Review of The 39 Steps at The Alpha Players of Florissant

    We’ve had three or four productions in St. Louis of The 39 Steps. Now The Alpha Players of Florissant is staging it. 

    They appear to be having fun doing it. That’s probably why they are doing it.

    The 39 Steps is a farce. It began life as a serious novel, a spy thriller, by the English writer John Buchan, in 1915. A few people thought the novel had the makings of a good movie, so they made movies. One of them, in 1935, was Alfred Hitchcock. His was a big hit and multiple award-winner, and it’s become a classic. 

    In 1995, two English writers, Simon Corble and Nobby Dimon, saw that The 39 Steps, like many melodramas, might be fun to parody, something Magic Smoking Monkey reminds us now and then. They wrote the parody, with the hundred and more characters of the movie played by four actors. Patrick Barlow further adapted it in 2005, and it had a good run in London and won an Olivier as the best new comedy of the year. A couple of years later, it had a good run in New York. Now it has pretty good runs in lots of places.

    “Dying is easy. Comedy is hard.” Farce is even harder. It is a serious craft. Like any good craftsperson, the actor takes pleasure in doing good work. But that is something the audience sees only indirectly, if at all. What they see is the character doing ridiculous, silly,  very human things, done precisely and with invention. 

    And the cast at Alpha, guided by their director Barbara Langa, are doing just that. They have cut themselves a little slack. The version they are using (their adaptation?) has six actors, not just four, two women, four men. Still, they play, as one reviewer counted, “150 roles. Their characters include a milkman, a newsboy, a cleaning woman, a train conductor, theatre performers, politicians, secret agents, husband-and-wife Scottish hoteliers, traveling lingerie salesmen and a wide variety of law enforcement officials. Their quick-change artistry is a running joke that never gets old, and if they ever seem dismayed by the challenge of changing hats, clothing, wigs and accents in fractions  of a second, their frustration is right in the script.”

    The fine farceurs at Alpha include characters described as Clowns 1, 2, and 3, played by Stephen Chamineak, Jordan Dennis, and Christopher Parker. Veronica McKelvie does a couple of women, including a counterspy who is murdered in the protagonist’s apartment, making him a wanted man. Kaitlin Grant, a recent graduate of the booming theatre program down at Southeast Missouri State, fetchingly plays a couple of women, including the stranger who winds up handcuffed to the protagonist. Nikita Gahr plays that protagonist and only that protagonist, a Canadian vacationing in London who somehow gets caught up in these spy games.
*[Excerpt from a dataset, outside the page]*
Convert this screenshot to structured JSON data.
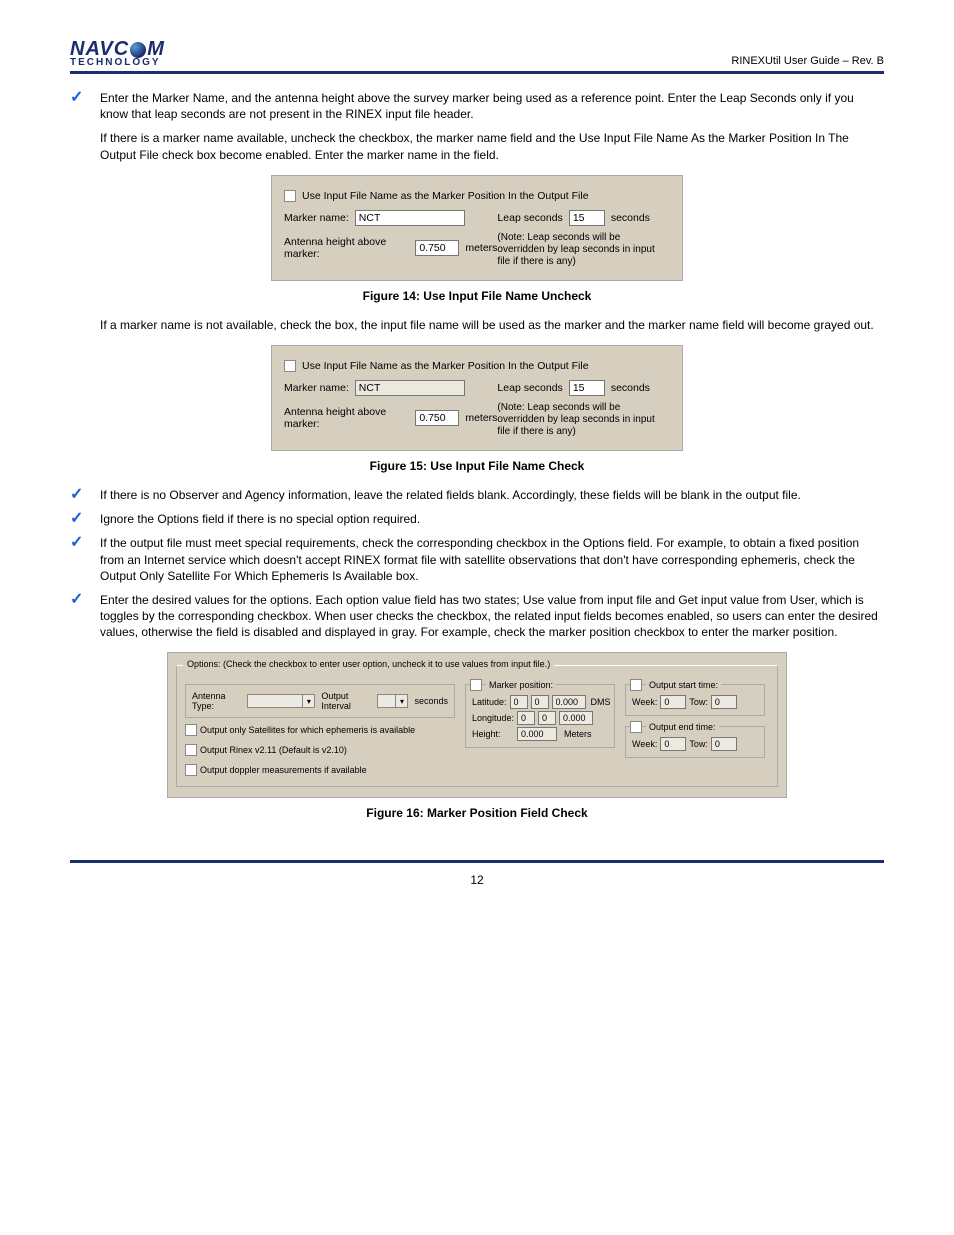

    The production lists no set designer, as not much set was provided, with a black drop used smartly to hide upstage set changes while the show continued downstage, and Caylee Thomas’s props filled the space as needed. Director Langa wittily provided multiple costumes, Eric Wennlund designed lights, and Brian Borgstede designed sound.

    Alpha’s The 39 Steps is a lot of fun, thanks to the careful, inventive, witty, hard work that went into the production.